Hey guys, i have the opportunity to restore/mod my dads 87 Hardbody. It has the Z24i engine and he always says that the truck has alottt of torque, which im not doubting because of the 8 spark plugs. But does this engine have alot of potential? Is it decently fast from factory? also is this truck very heavy? it doesn't look much like it.


I might do a turbo ive been searching and people said thats really the only way to get alot of power out of these engines. I want this truck to be at least in the 200hp range. Im guessing only a turbo will get me that far. Ive seen some other parts such as cams, ignition and so on.
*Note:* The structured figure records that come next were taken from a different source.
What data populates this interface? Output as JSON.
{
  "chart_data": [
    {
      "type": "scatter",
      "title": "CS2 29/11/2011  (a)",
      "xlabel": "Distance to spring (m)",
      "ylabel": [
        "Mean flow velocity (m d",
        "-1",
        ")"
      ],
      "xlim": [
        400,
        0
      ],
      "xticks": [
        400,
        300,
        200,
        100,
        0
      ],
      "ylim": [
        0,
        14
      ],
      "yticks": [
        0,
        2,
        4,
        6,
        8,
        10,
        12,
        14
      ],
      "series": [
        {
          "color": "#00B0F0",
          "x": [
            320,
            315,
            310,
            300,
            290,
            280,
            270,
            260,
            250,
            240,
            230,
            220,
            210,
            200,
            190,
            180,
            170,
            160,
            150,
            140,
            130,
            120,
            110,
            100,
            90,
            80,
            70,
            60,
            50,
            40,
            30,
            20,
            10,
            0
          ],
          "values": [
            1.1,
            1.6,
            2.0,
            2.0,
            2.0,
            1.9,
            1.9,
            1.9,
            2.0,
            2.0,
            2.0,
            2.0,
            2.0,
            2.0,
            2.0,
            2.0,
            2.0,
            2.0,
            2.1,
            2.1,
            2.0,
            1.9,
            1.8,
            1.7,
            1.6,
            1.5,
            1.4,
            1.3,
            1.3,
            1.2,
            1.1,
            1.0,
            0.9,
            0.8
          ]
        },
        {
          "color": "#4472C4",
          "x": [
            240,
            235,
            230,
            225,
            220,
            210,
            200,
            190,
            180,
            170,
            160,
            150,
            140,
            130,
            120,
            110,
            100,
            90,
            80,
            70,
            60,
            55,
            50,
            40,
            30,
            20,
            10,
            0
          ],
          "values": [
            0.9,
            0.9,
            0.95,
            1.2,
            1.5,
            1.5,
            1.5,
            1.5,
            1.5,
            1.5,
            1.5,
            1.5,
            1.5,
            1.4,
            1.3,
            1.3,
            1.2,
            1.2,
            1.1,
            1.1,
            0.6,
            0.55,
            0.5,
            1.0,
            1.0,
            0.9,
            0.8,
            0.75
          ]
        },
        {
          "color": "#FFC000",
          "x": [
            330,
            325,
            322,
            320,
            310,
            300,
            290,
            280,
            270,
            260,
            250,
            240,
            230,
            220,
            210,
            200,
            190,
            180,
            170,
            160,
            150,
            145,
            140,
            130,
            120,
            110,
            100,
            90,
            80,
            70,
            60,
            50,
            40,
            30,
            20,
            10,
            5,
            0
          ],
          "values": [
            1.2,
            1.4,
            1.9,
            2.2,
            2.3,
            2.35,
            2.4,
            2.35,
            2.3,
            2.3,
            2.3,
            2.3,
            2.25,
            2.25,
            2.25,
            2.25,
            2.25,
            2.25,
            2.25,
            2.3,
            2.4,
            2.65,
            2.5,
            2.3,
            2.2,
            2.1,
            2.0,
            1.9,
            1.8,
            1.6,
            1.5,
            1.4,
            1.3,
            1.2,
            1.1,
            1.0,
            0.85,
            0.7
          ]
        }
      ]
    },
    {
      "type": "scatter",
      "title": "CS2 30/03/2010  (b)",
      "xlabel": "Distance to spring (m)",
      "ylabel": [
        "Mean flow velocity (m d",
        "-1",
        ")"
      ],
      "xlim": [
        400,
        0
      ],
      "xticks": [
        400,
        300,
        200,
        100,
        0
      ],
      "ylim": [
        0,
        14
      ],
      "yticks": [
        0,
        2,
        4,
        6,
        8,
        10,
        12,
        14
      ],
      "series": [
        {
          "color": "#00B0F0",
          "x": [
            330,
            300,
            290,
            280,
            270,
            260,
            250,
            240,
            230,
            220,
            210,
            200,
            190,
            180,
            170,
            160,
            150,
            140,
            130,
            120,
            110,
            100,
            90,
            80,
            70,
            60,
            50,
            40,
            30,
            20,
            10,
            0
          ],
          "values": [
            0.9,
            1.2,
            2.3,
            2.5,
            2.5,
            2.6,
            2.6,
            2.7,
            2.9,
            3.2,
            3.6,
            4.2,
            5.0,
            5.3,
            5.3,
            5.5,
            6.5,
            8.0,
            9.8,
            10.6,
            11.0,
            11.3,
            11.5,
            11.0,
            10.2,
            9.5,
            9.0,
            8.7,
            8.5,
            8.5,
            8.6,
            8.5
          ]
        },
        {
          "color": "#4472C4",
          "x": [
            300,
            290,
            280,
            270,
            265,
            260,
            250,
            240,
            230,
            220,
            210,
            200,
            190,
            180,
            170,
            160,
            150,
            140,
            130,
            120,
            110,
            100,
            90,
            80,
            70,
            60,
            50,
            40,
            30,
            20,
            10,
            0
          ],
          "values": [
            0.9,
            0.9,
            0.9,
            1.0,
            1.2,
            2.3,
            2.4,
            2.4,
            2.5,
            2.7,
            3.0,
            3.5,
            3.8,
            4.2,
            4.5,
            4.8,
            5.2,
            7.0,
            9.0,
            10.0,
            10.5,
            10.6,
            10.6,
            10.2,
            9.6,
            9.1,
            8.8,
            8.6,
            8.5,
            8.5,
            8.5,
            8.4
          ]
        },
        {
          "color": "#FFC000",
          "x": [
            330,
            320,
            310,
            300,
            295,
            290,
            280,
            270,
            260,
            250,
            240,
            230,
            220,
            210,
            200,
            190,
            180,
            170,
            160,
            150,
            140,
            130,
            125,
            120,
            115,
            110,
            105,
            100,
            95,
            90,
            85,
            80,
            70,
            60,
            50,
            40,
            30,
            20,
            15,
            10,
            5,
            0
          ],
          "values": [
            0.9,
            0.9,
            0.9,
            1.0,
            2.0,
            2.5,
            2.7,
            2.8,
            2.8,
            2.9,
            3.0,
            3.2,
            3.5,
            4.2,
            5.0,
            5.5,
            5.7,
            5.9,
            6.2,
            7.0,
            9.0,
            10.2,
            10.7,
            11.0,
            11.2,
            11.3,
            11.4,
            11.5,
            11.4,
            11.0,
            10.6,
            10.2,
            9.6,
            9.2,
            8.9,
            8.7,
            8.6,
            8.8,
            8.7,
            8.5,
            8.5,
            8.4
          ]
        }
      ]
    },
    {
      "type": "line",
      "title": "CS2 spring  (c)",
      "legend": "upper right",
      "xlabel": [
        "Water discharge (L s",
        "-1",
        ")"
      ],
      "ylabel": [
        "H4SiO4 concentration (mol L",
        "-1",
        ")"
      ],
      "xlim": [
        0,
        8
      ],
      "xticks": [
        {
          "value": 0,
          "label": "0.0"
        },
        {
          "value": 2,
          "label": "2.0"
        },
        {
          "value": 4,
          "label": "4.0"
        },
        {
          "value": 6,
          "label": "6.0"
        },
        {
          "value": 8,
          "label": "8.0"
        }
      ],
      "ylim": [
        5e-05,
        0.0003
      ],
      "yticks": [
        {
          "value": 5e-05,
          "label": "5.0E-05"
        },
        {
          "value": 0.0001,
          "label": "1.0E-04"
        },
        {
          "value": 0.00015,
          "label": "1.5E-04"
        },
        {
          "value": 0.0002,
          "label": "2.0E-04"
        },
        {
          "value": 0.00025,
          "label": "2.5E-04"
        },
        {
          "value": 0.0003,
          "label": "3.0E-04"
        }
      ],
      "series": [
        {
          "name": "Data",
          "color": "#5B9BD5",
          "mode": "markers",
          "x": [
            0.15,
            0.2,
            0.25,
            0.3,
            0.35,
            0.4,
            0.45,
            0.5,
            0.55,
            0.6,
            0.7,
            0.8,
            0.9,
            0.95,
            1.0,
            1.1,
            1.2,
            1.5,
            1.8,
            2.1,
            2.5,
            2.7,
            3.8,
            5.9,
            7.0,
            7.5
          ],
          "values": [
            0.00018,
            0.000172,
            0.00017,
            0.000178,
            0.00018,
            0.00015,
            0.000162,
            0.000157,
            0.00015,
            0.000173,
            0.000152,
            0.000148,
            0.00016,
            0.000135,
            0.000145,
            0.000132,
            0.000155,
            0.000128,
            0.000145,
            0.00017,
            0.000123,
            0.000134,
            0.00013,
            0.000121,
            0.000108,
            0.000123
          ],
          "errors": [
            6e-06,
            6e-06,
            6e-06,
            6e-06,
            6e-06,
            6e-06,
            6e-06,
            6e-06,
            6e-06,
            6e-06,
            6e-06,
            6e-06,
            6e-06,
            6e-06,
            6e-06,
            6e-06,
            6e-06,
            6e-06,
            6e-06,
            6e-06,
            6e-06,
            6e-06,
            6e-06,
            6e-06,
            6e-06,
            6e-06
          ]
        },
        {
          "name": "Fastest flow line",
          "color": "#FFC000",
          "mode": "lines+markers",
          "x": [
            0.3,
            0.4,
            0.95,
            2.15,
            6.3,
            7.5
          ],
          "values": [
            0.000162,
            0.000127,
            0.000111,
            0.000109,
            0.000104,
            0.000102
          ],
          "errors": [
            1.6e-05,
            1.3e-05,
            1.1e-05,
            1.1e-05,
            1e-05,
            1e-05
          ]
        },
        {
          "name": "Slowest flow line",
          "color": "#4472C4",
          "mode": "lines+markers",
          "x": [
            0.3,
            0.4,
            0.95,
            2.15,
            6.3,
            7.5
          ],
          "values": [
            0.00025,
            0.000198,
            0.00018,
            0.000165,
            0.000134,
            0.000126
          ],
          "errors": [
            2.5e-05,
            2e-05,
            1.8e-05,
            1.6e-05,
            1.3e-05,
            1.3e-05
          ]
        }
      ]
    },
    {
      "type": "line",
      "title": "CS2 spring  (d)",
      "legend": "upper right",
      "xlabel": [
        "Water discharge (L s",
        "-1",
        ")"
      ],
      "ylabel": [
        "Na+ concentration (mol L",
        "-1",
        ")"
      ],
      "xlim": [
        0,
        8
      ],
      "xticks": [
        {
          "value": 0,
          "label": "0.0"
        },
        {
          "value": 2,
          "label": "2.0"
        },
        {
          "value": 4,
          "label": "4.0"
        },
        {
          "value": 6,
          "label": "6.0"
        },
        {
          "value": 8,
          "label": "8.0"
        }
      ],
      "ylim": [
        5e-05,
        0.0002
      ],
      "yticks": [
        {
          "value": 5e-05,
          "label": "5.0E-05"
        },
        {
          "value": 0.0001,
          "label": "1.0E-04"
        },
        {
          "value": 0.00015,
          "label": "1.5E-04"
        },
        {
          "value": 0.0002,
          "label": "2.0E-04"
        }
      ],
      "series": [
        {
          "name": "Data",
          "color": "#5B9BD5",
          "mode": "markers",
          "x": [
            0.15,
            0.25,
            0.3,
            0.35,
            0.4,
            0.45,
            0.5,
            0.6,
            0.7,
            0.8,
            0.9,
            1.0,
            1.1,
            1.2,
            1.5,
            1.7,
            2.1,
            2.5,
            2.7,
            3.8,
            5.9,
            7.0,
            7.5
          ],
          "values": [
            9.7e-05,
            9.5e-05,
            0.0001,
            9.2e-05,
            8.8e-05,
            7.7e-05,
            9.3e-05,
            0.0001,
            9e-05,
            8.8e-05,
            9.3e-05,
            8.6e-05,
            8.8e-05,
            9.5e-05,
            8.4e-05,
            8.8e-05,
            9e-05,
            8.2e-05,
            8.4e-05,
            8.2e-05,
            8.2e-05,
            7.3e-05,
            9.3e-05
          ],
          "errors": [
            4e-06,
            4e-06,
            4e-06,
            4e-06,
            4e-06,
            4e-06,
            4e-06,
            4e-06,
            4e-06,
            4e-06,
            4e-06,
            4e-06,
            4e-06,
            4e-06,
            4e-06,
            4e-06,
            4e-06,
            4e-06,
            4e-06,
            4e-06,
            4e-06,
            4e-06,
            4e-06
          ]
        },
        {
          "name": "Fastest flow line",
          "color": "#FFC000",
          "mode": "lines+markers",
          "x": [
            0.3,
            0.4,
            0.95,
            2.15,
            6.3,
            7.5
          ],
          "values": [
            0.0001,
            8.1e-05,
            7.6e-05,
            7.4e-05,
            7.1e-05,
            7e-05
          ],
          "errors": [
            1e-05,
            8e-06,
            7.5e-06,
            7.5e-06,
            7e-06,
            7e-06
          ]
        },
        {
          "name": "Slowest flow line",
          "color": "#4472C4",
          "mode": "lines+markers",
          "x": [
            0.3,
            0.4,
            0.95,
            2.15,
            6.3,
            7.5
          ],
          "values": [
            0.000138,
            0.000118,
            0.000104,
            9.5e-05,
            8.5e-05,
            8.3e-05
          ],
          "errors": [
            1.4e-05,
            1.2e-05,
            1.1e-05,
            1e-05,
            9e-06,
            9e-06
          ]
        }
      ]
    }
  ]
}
I don't really want to swap engines because ive never done one but if i did it would most likely be an sr20 because i see a good amount of them in the junkyards.


Anyway i just want to know what kind of power i can get out of this thing easily, since the internal specs are so close to the ka engine.

thanks,


----------



## mike919 (Aug 8, 2008)

Bummpp

12345678910


----------



## smikster (Aug 12, 2008)

You have a good lil truck with a lot of low end pulling power...don't rune that ride...

if you have a lot a milage seamfoam threw the brake booster and if it was bad will feel like you just bolted on a turbo


----------



## dirtybeats (Dec 23, 2008)

i just did a swap on my 89hardbody that had the napsz in it with 8plugs i just had the valves worked before the swap but i still have the motor if you would want some parts off of it i would sell you the whole motor for 3hundred o.b.o i dont know we would have to work out some shipping but the motor ran before i took it out.


----------



## dirtybeats (Dec 23, 2008)

oh yea and by the way the reason i did the swap was because the parts for the napz performance parts that is were so expensive and hard to find i did come across nismo race pistons for it for cheap off some nismo website but other than that i found slim pickins for performance on the napz easier to get sr parts


----------